Jackson shrugged. "I'm only telling you that-!"
"It's different," interrupted Gibbs. "It's different. When things went wrong between Diane and I, and Stephanie and I, there weren't any children. Nobody had to watch their father flirting with another, younger woman, like they'd been some kind of trial run."
"You know you weren't a trial run," said Jackson calmly. "You're a grown man, now, Leroy. I shouldn't have to tell you what it's like to try to sort out your happiness and to separate it cleanly from someone else's."
"I wouldn't know anything about that," Gibbs began.
"Why?" Jackson raised an eyebrow. "Cause you weren't ever happy?"
Gibbs blood began to boil, and all the reasons why he'd rejected seeing his father for so many years started to reveal themselves again to him clearly. Maybe, he thought, there really was no reason for Jack to be here, and there really was no point in trying to re-create a bond that had been broken for so long that he didn't remember what it had been like before.

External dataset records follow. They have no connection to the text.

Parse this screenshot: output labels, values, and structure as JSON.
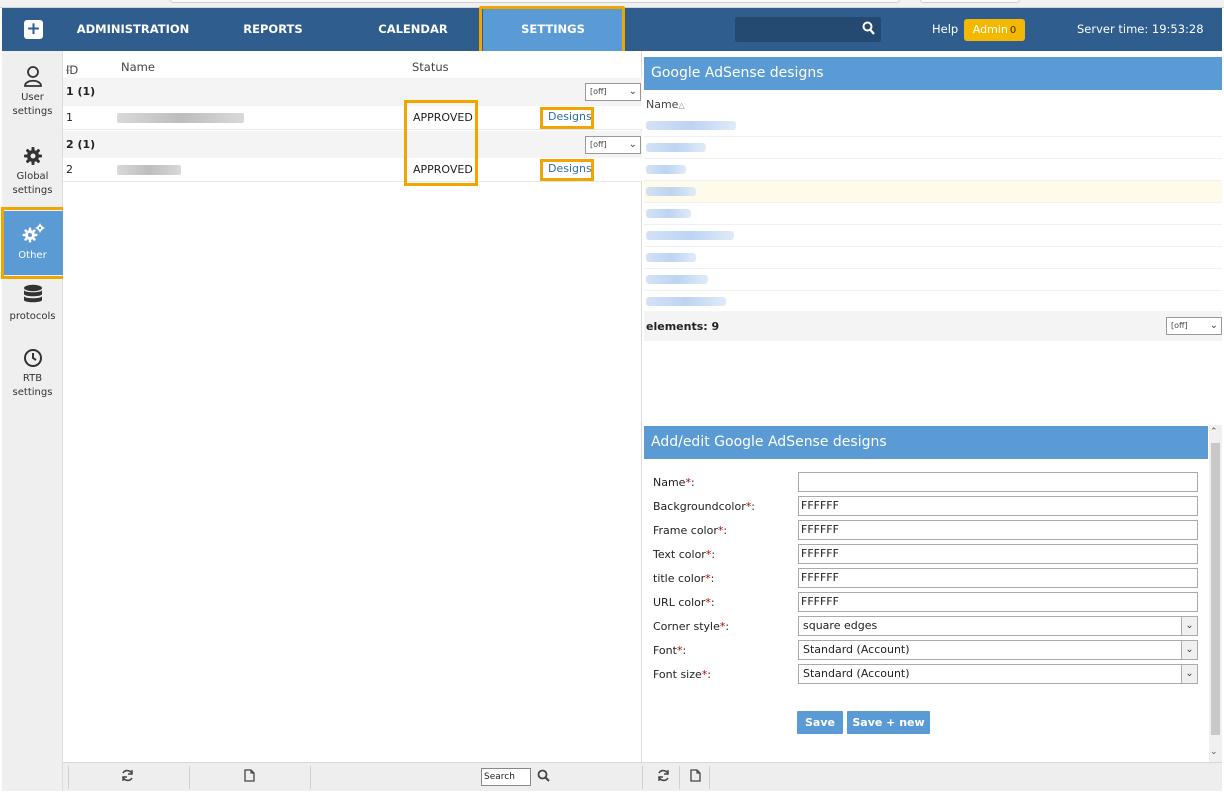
{
  "topbar": {
    "nav": [
      {
        "label": "ADMINISTRATION"
      },
      {
        "label": "REPORTS"
      },
      {
        "label": "CALENDAR"
      },
      {
        "label": "SETTINGS",
        "active": true
      }
    ],
    "help_label": "Help",
    "admin_label": "Admin",
    "admin_count": "0",
    "server_time_label": "Server time: 19:53:28"
  },
  "sidebar": {
    "items": [
      {
        "label_line1": "User",
        "label_line2": "settings",
        "icon": "user-icon"
      },
      {
        "label_line1": "Global",
        "label_line2": "settings",
        "icon": "gear-icon"
      },
      {
        "label_line1": "Other",
        "label_line2": "",
        "icon": "gears-icon",
        "active": true
      },
      {
        "label_line1": "protocols",
        "label_line2": "",
        "icon": "database-icon"
      },
      {
        "label_line1": "RTB",
        "label_line2": "settings",
        "icon": "clock-icon"
      }
    ]
  },
  "left_table": {
    "columns": {
      "id": "ID",
      "name": "Name",
      "status": "Status"
    },
    "groups": [
      {
        "label": "1 (1)",
        "filter": "[off]"
      },
      {
        "label": "2 (1)",
        "filter": "[off]"
      }
    ],
    "rows": [
      {
        "id": "1",
        "status": "APPROVED",
        "action": "Designs"
      },
      {
        "id": "2",
        "status": "APPROVED",
        "action": "Designs"
      }
    ]
  },
  "left_bottom": {
    "search_value": "Search"
  },
  "adsense_list": {
    "title": "Google AdSense designs",
    "column_name": "Name",
    "elements_label": "elements: 9",
    "filter": "[off]"
  },
  "adsense_form": {
    "title": "Add/edit Google AdSense designs",
    "fields": [
      {
        "label": "Name",
        "value": ""
      },
      {
        "label": "Backgroundcolor",
        "value": "FFFFFF"
      },
      {
        "label": "Frame color",
        "value": "FFFFFF"
      },
      {
        "label": "Text color",
        "value": "FFFFFF"
      },
      {
        "label": "title color",
        "value": "FFFFFF"
      },
      {
        "label": "URL color",
        "value": "FFFFFF"
      },
      {
        "label": "Corner style",
        "value": "square edges"
      },
      {
        "label": "Font",
        "value": "Standard (Account)"
      },
      {
        "label": "Font size",
        "value": "Standard (Account)"
      }
    ],
    "required_mark": "*",
    "label_suffix": ":",
    "save_label": "Save",
    "save_new_label": "Save + new"
  },
  "colors": {
    "topbar": "#2e5d8e",
    "accent": "#5b9bd5",
    "highlight": "#f0a500",
    "admin_badge": "#f5b800"
  }
}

He couldn't explain to his father what it was like to lose a wife that he deeply, dearly loved, or a little child that had meant more than just the world to him. That was something that he and Jackson Gibbs would never share, something which, no matter how hard they tried and talked, Jackson would never be able to comprehend. Something selfish in Gibbs resented the fact that he had suffered more pain than his father ever had, despite the difference in years and the life experiences that should have come first to the father before the son. No, he realized, there would always be things about which they simply couldn't, or shouldn't talk, and those tended to be the things that were the most important to share with the supposed ones he loved.

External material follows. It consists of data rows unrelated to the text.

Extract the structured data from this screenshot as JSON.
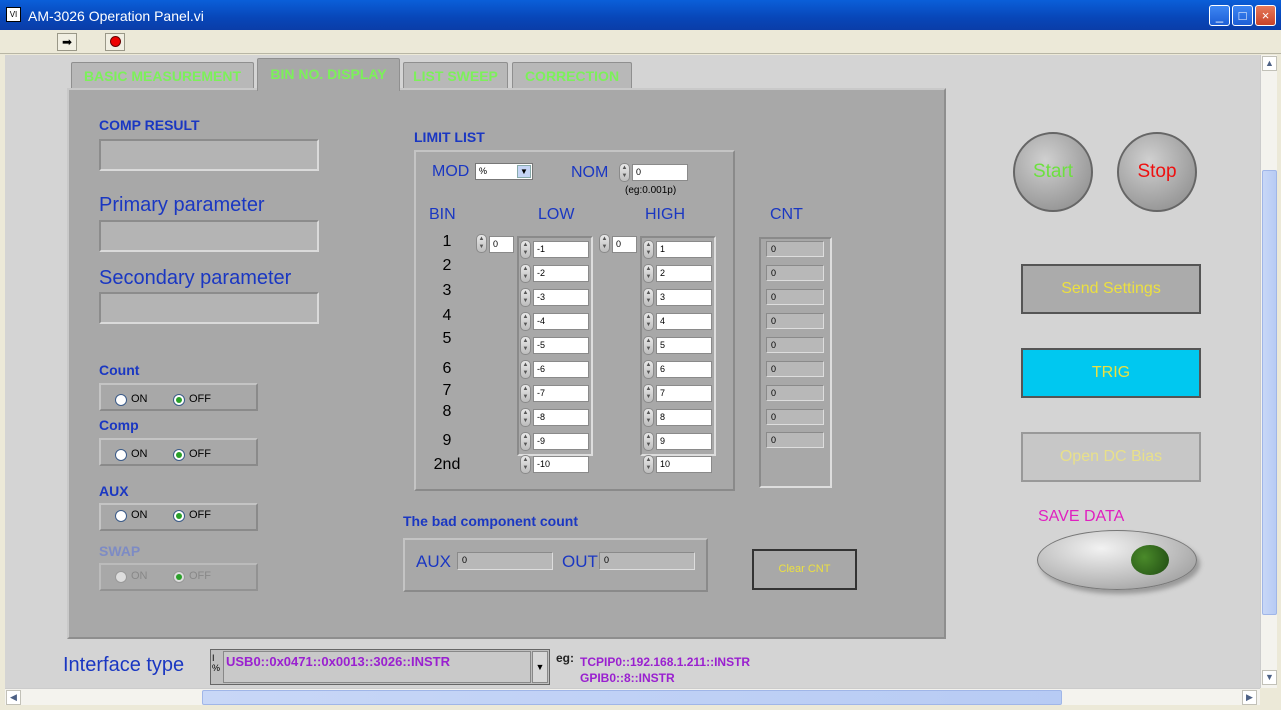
{
  "window": {
    "title": "AM-3026 Operation Panel.vi",
    "icon": "labview-vi-icon",
    "minimize": "_",
    "maximize": "□",
    "close": "×"
  },
  "toolbar": {
    "run": "➡",
    "stop": "stop-icon"
  },
  "tabs": [
    "BASIC MEASUREMENT",
    "BIN NO. DISPLAY",
    "LIST SWEEP",
    "CORRECTION"
  ],
  "active_tab": 1,
  "left": {
    "comp_result_label": "COMP RESULT",
    "comp_result_value": "",
    "primary_label": "Primary parameter",
    "primary_value": "",
    "secondary_label": "Secondary parameter",
    "secondary_value": "",
    "count": {
      "label": "Count",
      "on": "ON",
      "off": "OFF",
      "selected": "OFF"
    },
    "comp": {
      "label": "Comp",
      "on": "ON",
      "off": "OFF",
      "selected": "OFF"
    },
    "aux": {
      "label": "AUX",
      "on": "ON",
      "off": "OFF",
      "selected": "OFF"
    },
    "swap": {
      "label": "SWAP",
      "on": "ON",
      "off": "OFF",
      "selected": "OFF",
      "disabled": true
    }
  },
  "limit_list": {
    "title": "LIMIT LIST",
    "mod_label": "MOD",
    "mod_value": "%",
    "nom_label": "NOM",
    "nom_value": "0",
    "nom_hint": "(eg:0.001p)",
    "bin_header": "BIN",
    "low_header": "LOW",
    "high_header": "HIGH",
    "cnt_header": "CNT",
    "low_index": "0",
    "high_index": "0",
    "bins": [
      "1",
      "2",
      "3",
      "4",
      "5",
      "6",
      "7",
      "8",
      "9",
      "2nd"
    ],
    "low": [
      "-1",
      "-2",
      "-3",
      "-4",
      "-5",
      "-6",
      "-7",
      "-8",
      "-9",
      "-10"
    ],
    "high": [
      "1",
      "2",
      "3",
      "4",
      "5",
      "6",
      "7",
      "8",
      "9",
      "10"
    ],
    "cnt": [
      "0",
      "0",
      "0",
      "0",
      "0",
      "0",
      "0",
      "0",
      "0"
    ]
  },
  "bad_count": {
    "title": "The bad component count",
    "aux_label": "AUX",
    "aux_value": "0",
    "out_label": "OUT",
    "out_value": "0",
    "clear_label": "Clear CNT"
  },
  "right": {
    "start_label": "Start",
    "stop_label": "Stop",
    "send_settings_label": "Send Settings",
    "trig_label": "TRIG",
    "open_dc_bias_label": "Open DC Bias",
    "save_data_label": "SAVE DATA"
  },
  "interface": {
    "label": "Interface type",
    "value": "USB0::0x0471::0x0013::3026::INSTR",
    "prefix": "I/O",
    "eg_label": "eg:",
    "eg_line1": "TCPIP0::192.168.1.211::INSTR",
    "eg_line2": "GPIB0::8::INSTR"
  },
  "colors": {
    "tab_text": "#7cf05a",
    "label_blue": "#1a37c2",
    "trig_bg": "#00c8f0",
    "save_label": "#e020c0",
    "interface_text": "#9a20d0"
  }
}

"It's different," he repeated coldly, closing his eyes.
"Leroy-!" began his father.
When Gibbs didn't respond, there was a hostile silence between them for a long time. He didn't hear Jackson stand up to leave the room, but when Gibbs opened his eyes again, his father was gone.

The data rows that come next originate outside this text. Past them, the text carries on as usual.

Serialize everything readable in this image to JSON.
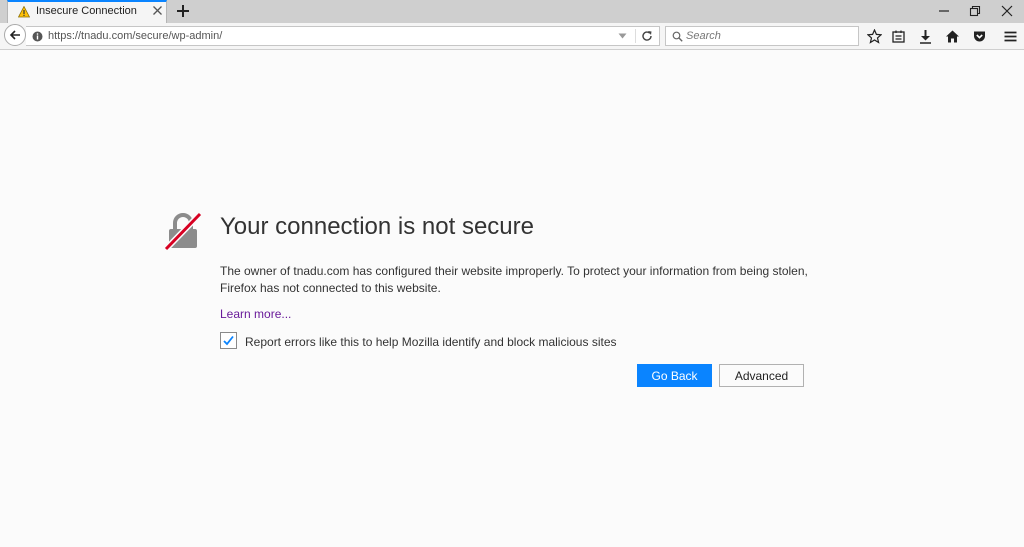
{
  "tab": {
    "title": "Insecure Connection"
  },
  "navbar": {
    "url": "https://tnadu.com/secure/wp-admin/",
    "search_placeholder": "Search"
  },
  "page": {
    "title": "Your connection is not secure",
    "description": "The owner of tnadu.com has configured their website improperly. To protect your information from being stolen, Firefox has not connected to this website.",
    "learn_more": "Learn more...",
    "report_label": "Report errors like this to help Mozilla identify and block malicious sites",
    "report_checked": true,
    "go_back": "Go Back",
    "advanced": "Advanced"
  },
  "colors": {
    "accent": "#0a84ff",
    "link": "#6a1b9a",
    "warning": "#ffc107",
    "strike": "#d70022"
  },
  "icons": [
    "warning-icon",
    "close-icon",
    "plus-icon",
    "minimize-icon",
    "restore-icon",
    "close-window-icon",
    "back-arrow-icon",
    "info-icon",
    "dropdown-icon",
    "reload-icon",
    "search-icon",
    "star-icon",
    "reading-list-icon",
    "download-icon",
    "home-icon",
    "pocket-icon",
    "menu-icon",
    "broken-lock-icon",
    "checkmark-icon"
  ]
}
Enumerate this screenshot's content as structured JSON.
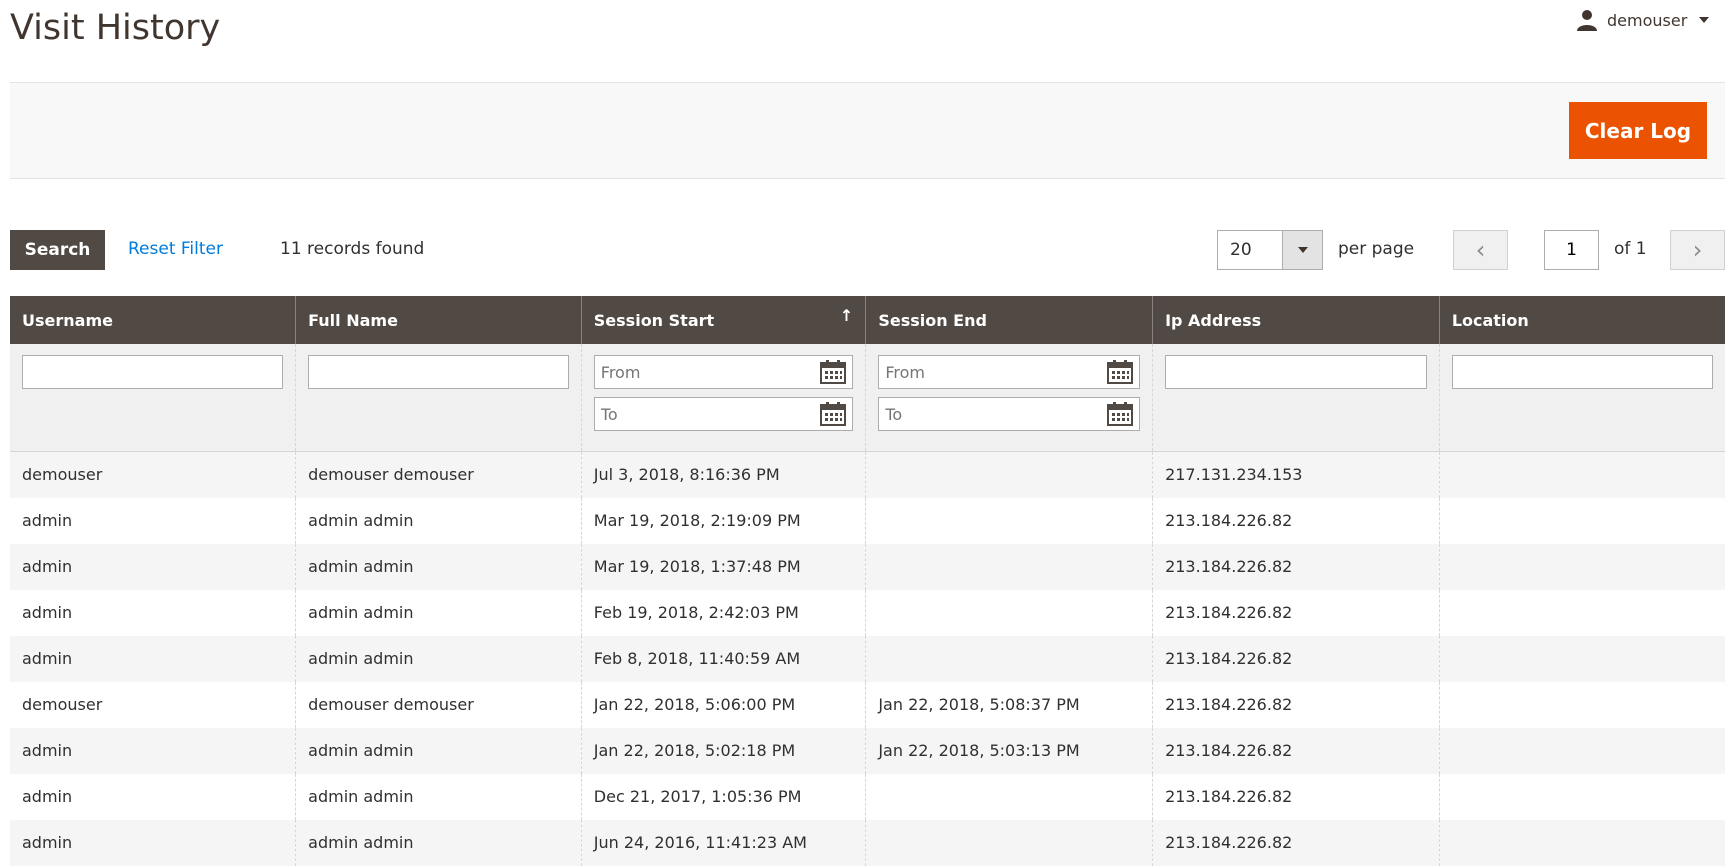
{
  "header": {
    "title": "Visit History",
    "user_name": "demouser"
  },
  "actions": {
    "clear_log_label": "Clear Log"
  },
  "toolbar": {
    "search_label": "Search",
    "reset_filter_label": "Reset Filter",
    "records_found": "11 records found",
    "per_page_value": "20",
    "per_page_label": "per page",
    "page_value": "1",
    "page_of": "of 1"
  },
  "grid": {
    "columns": [
      "Username",
      "Full Name",
      "Session Start",
      "Session End",
      "Ip Address",
      "Location"
    ],
    "sorted_column": "Session Start",
    "sort_direction": "ascending",
    "filter_placeholders": {
      "from": "From",
      "to": "To"
    },
    "rows": [
      [
        "demouser",
        "demouser demouser",
        "Jul 3, 2018, 8:16:36 PM",
        "",
        "217.131.234.153",
        ""
      ],
      [
        "admin",
        "admin admin",
        "Mar 19, 2018, 2:19:09 PM",
        "",
        "213.184.226.82",
        ""
      ],
      [
        "admin",
        "admin admin",
        "Mar 19, 2018, 1:37:48 PM",
        "",
        "213.184.226.82",
        ""
      ],
      [
        "admin",
        "admin admin",
        "Feb 19, 2018, 2:42:03 PM",
        "",
        "213.184.226.82",
        ""
      ],
      [
        "admin",
        "admin admin",
        "Feb 8, 2018, 11:40:59 AM",
        "",
        "213.184.226.82",
        ""
      ],
      [
        "demouser",
        "demouser demouser",
        "Jan 22, 2018, 5:06:00 PM",
        "Jan 22, 2018, 5:08:37 PM",
        "213.184.226.82",
        ""
      ],
      [
        "admin",
        "admin admin",
        "Jan 22, 2018, 5:02:18 PM",
        "Jan 22, 2018, 5:03:13 PM",
        "213.184.226.82",
        ""
      ],
      [
        "admin",
        "admin admin",
        "Dec 21, 2017, 1:05:36 PM",
        "",
        "213.184.226.82",
        ""
      ],
      [
        "admin",
        "admin admin",
        "Jun 24, 2016, 11:41:23 AM",
        "",
        "213.184.226.82",
        ""
      ]
    ]
  },
  "colors": {
    "accent": "#eb5202",
    "header_bg": "#514943",
    "link": "#007bdb"
  }
}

As he lay there, there was a knock at the door, and then the businesslike nurse shuffled into the room. "Mr. Gibbs?" she said. "If you're up to it, there's a call for you from…Abby Skee-oou-too?" The nurse was careful to pronounce every syllable of the name, and still succeeded in getting it wrong. "Apparently it's very important."
"Thank you," muttered Gibbs, preparing to sit up. "I'll take it."